In order to write “Burlakov on the Volga”, Repin took several years of hard work. He made several trips to the Volga, made friends with the future heroes of his picture, talked with them for a long time, trying to understand how these people live.
Gradually, Repin decided to change the original intention of the painting. Now he no longer tried to depict the contrast between the fun of smart young ladies and the hard work of barge haulers. The scene was moved to the Volga. Summer midday reigns in the picture: a sandy shallow is flooded with hot sun, light clouds run across the summer sky. In the background, you can see the laden barge with the figure of a clerk or master, and in the foreground – a bunch of barge haulers, who, with an effort, are pulling the ship out of the last forces.
Repin specially contrasted the magnificent colors of nature – the amber of sand, the deep blue of water, the blue expanse of the sky – to the gray, earthy colors with which the haulers were painted. Eleven people in dirty tatters, soaked through with salty sweat, in rotten bast shoes or onches personify hard work, which at that time was valued even lower than horse.
Repinsky barge haulers do not sing, sullenly leaning on the straps, they do not say a word, but the whole picture is like a groan of the Russian people, poor and destitute. Repina’s haulers are a gallery of bright personalities specially selected by him. Each of them has an individuality, character, inner world, biography, psychology and its own attitude to life.
Ahead are the “rootstocks.” – The strongest and most experienced barge haulers. The first is pop-defrocking, who has already seen everything in his lifetime, next to him is a kinked barge, overgrown with a beard right up to the eyes. Left and slightly behind the priest – Ilka-sailor. His head is tied with a rag, and the attentive gaze of the eyes glittering with whites is directed straight at the viewer. Behind Ilkoy is a tall, thin barge with a pipe in his mouth. Repin portrayed him as unkind, embittered.

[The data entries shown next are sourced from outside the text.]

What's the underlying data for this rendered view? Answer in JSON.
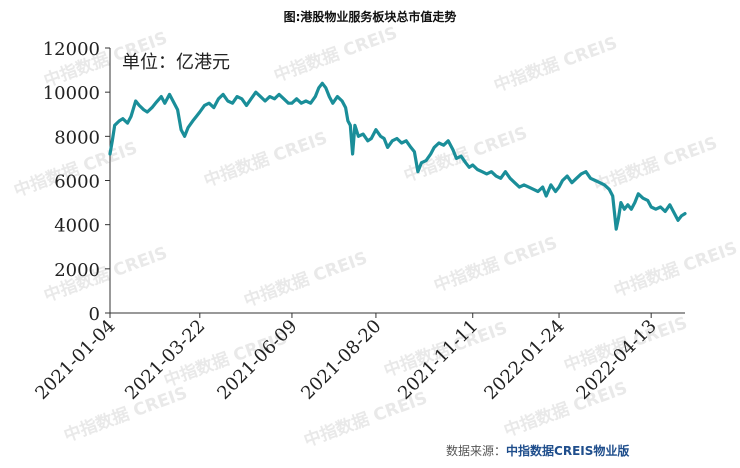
{
  "title": "图:港股物业服务板块总市值走势",
  "unit_label": "单位：亿港元",
  "watermark_text": "中指数据 CREIS",
  "source": {
    "label": "数据来源：",
    "brand": "中指数据CREIS物业版"
  },
  "colors": {
    "line": "#1a8e99",
    "axis": "#333333",
    "watermark": "#e9e9e9"
  },
  "chart_data": {
    "type": "line",
    "title": "图:港股物业服务板块总市值走势",
    "ylabel": "单位：亿港元",
    "xlabel": "",
    "ylim": [
      0,
      12000
    ],
    "yticks": [
      0,
      2000,
      4000,
      6000,
      8000,
      10000,
      12000
    ],
    "xlim": [
      "2021-01-04",
      "2022-05-12"
    ],
    "xticks": [
      "2021-01-04",
      "2021-03-22",
      "2021-06-09",
      "2021-08-20",
      "2021-11-11",
      "2022-01-24",
      "2022-04-13"
    ],
    "grid": false,
    "series": [
      {
        "points": [
          [
            "2021-01-04",
            7200
          ],
          [
            "2021-01-06",
            7800
          ],
          [
            "2021-01-08",
            8500
          ],
          [
            "2021-01-12",
            8700
          ],
          [
            "2021-01-15",
            8800
          ],
          [
            "2021-01-19",
            8600
          ],
          [
            "2021-01-22",
            8900
          ],
          [
            "2021-01-26",
            9600
          ],
          [
            "2021-01-29",
            9400
          ],
          [
            "2021-02-02",
            9200
          ],
          [
            "2021-02-05",
            9100
          ],
          [
            "2021-02-09",
            9300
          ],
          [
            "2021-02-12",
            9500
          ],
          [
            "2021-02-17",
            9800
          ],
          [
            "2021-02-20",
            9500
          ],
          [
            "2021-02-24",
            9900
          ],
          [
            "2021-02-27",
            9600
          ],
          [
            "2021-03-03",
            9200
          ],
          [
            "2021-03-06",
            8300
          ],
          [
            "2021-03-09",
            8000
          ],
          [
            "2021-03-12",
            8400
          ],
          [
            "2021-03-16",
            8700
          ],
          [
            "2021-03-19",
            8900
          ],
          [
            "2021-03-22",
            9100
          ],
          [
            "2021-03-26",
            9400
          ],
          [
            "2021-03-30",
            9500
          ],
          [
            "2021-04-03",
            9300
          ],
          [
            "2021-04-07",
            9700
          ],
          [
            "2021-04-11",
            9900
          ],
          [
            "2021-04-15",
            9600
          ],
          [
            "2021-04-19",
            9500
          ],
          [
            "2021-04-23",
            9800
          ],
          [
            "2021-04-27",
            9700
          ],
          [
            "2021-05-01",
            9400
          ],
          [
            "2021-05-05",
            9700
          ],
          [
            "2021-05-09",
            10000
          ],
          [
            "2021-05-13",
            9800
          ],
          [
            "2021-05-17",
            9600
          ],
          [
            "2021-05-21",
            9800
          ],
          [
            "2021-05-25",
            9700
          ],
          [
            "2021-05-29",
            9900
          ],
          [
            "2021-06-02",
            9700
          ],
          [
            "2021-06-06",
            9500
          ],
          [
            "2021-06-09",
            9500
          ],
          [
            "2021-06-13",
            9700
          ],
          [
            "2021-06-17",
            9500
          ],
          [
            "2021-06-21",
            9600
          ],
          [
            "2021-06-25",
            9500
          ],
          [
            "2021-06-29",
            9800
          ],
          [
            "2021-07-02",
            10200
          ],
          [
            "2021-07-05",
            10400
          ],
          [
            "2021-07-08",
            10200
          ],
          [
            "2021-07-11",
            9800
          ],
          [
            "2021-07-14",
            9500
          ],
          [
            "2021-07-18",
            9800
          ],
          [
            "2021-07-22",
            9600
          ],
          [
            "2021-07-25",
            9300
          ],
          [
            "2021-07-27",
            8700
          ],
          [
            "2021-07-29",
            8500
          ],
          [
            "2021-07-31",
            7200
          ],
          [
            "2021-08-02",
            8500
          ],
          [
            "2021-08-05",
            8000
          ],
          [
            "2021-08-09",
            8100
          ],
          [
            "2021-08-13",
            7800
          ],
          [
            "2021-08-16",
            7900
          ],
          [
            "2021-08-20",
            8300
          ],
          [
            "2021-08-24",
            8000
          ],
          [
            "2021-08-27",
            7900
          ],
          [
            "2021-08-30",
            7500
          ],
          [
            "2021-09-03",
            7800
          ],
          [
            "2021-09-07",
            7900
          ],
          [
            "2021-09-11",
            7700
          ],
          [
            "2021-09-15",
            7800
          ],
          [
            "2021-09-19",
            7500
          ],
          [
            "2021-09-22",
            7300
          ],
          [
            "2021-09-25",
            6400
          ],
          [
            "2021-09-28",
            6800
          ],
          [
            "2021-10-02",
            6900
          ],
          [
            "2021-10-06",
            7200
          ],
          [
            "2021-10-09",
            7500
          ],
          [
            "2021-10-13",
            7700
          ],
          [
            "2021-10-17",
            7600
          ],
          [
            "2021-10-21",
            7800
          ],
          [
            "2021-10-25",
            7400
          ],
          [
            "2021-10-28",
            7000
          ],
          [
            "2021-11-01",
            7100
          ],
          [
            "2021-11-05",
            6800
          ],
          [
            "2021-11-08",
            6600
          ],
          [
            "2021-11-11",
            6700
          ],
          [
            "2021-11-15",
            6500
          ],
          [
            "2021-11-19",
            6400
          ],
          [
            "2021-11-23",
            6300
          ],
          [
            "2021-11-27",
            6400
          ],
          [
            "2021-12-01",
            6200
          ],
          [
            "2021-12-05",
            6100
          ],
          [
            "2021-12-09",
            6400
          ],
          [
            "2021-12-13",
            6100
          ],
          [
            "2021-12-17",
            5900
          ],
          [
            "2021-12-21",
            5700
          ],
          [
            "2021-12-25",
            5800
          ],
          [
            "2021-12-29",
            5700
          ],
          [
            "2022-01-02",
            5600
          ],
          [
            "2022-01-06",
            5500
          ],
          [
            "2022-01-10",
            5700
          ],
          [
            "2022-01-13",
            5300
          ],
          [
            "2022-01-17",
            5800
          ],
          [
            "2022-01-21",
            5500
          ],
          [
            "2022-01-24",
            5700
          ],
          [
            "2022-01-27",
            6000
          ],
          [
            "2022-01-31",
            6200
          ],
          [
            "2022-02-04",
            5900
          ],
          [
            "2022-02-08",
            6100
          ],
          [
            "2022-02-12",
            6300
          ],
          [
            "2022-02-16",
            6400
          ],
          [
            "2022-02-20",
            6100
          ],
          [
            "2022-02-24",
            6000
          ],
          [
            "2022-02-28",
            5900
          ],
          [
            "2022-03-04",
            5800
          ],
          [
            "2022-03-08",
            5600
          ],
          [
            "2022-03-11",
            5300
          ],
          [
            "2022-03-14",
            3800
          ],
          [
            "2022-03-16",
            4300
          ],
          [
            "2022-03-18",
            5000
          ],
          [
            "2022-03-21",
            4700
          ],
          [
            "2022-03-24",
            4900
          ],
          [
            "2022-03-27",
            4700
          ],
          [
            "2022-03-30",
            5000
          ],
          [
            "2022-04-02",
            5400
          ],
          [
            "2022-04-06",
            5200
          ],
          [
            "2022-04-10",
            5100
          ],
          [
            "2022-04-13",
            4800
          ],
          [
            "2022-04-17",
            4700
          ],
          [
            "2022-04-21",
            4800
          ],
          [
            "2022-04-25",
            4600
          ],
          [
            "2022-04-29",
            4900
          ],
          [
            "2022-05-03",
            4500
          ],
          [
            "2022-05-06",
            4200
          ],
          [
            "2022-05-09",
            4400
          ],
          [
            "2022-05-12",
            4500
          ]
        ]
      }
    ]
  }
}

In the second group, the viewer’s eye falls primarily on a tall, young boy in rags of a red shirt. He slowed his pace a little, straightening the strap, and his figure stood a-la across the movement of the barge haulers.
To his right is a thin, emaciated barge hauler, who, utterly exhausted, wipes his wet forehead with his sleeve, to the left is an old man, who must have repeatedly passed the Volga up and down. The retired soldier in the cap, pulled down over his eyes, is a tall soldier turned to the viewer in profile, and a little man who literally hung on the strap. Such strong, bright and whole characters cannot be simply invented, they had to be first found, understood and only then written. “Barge haulers on the Volga” became the first picture of Repin from those canvases that showed true Russia of that time.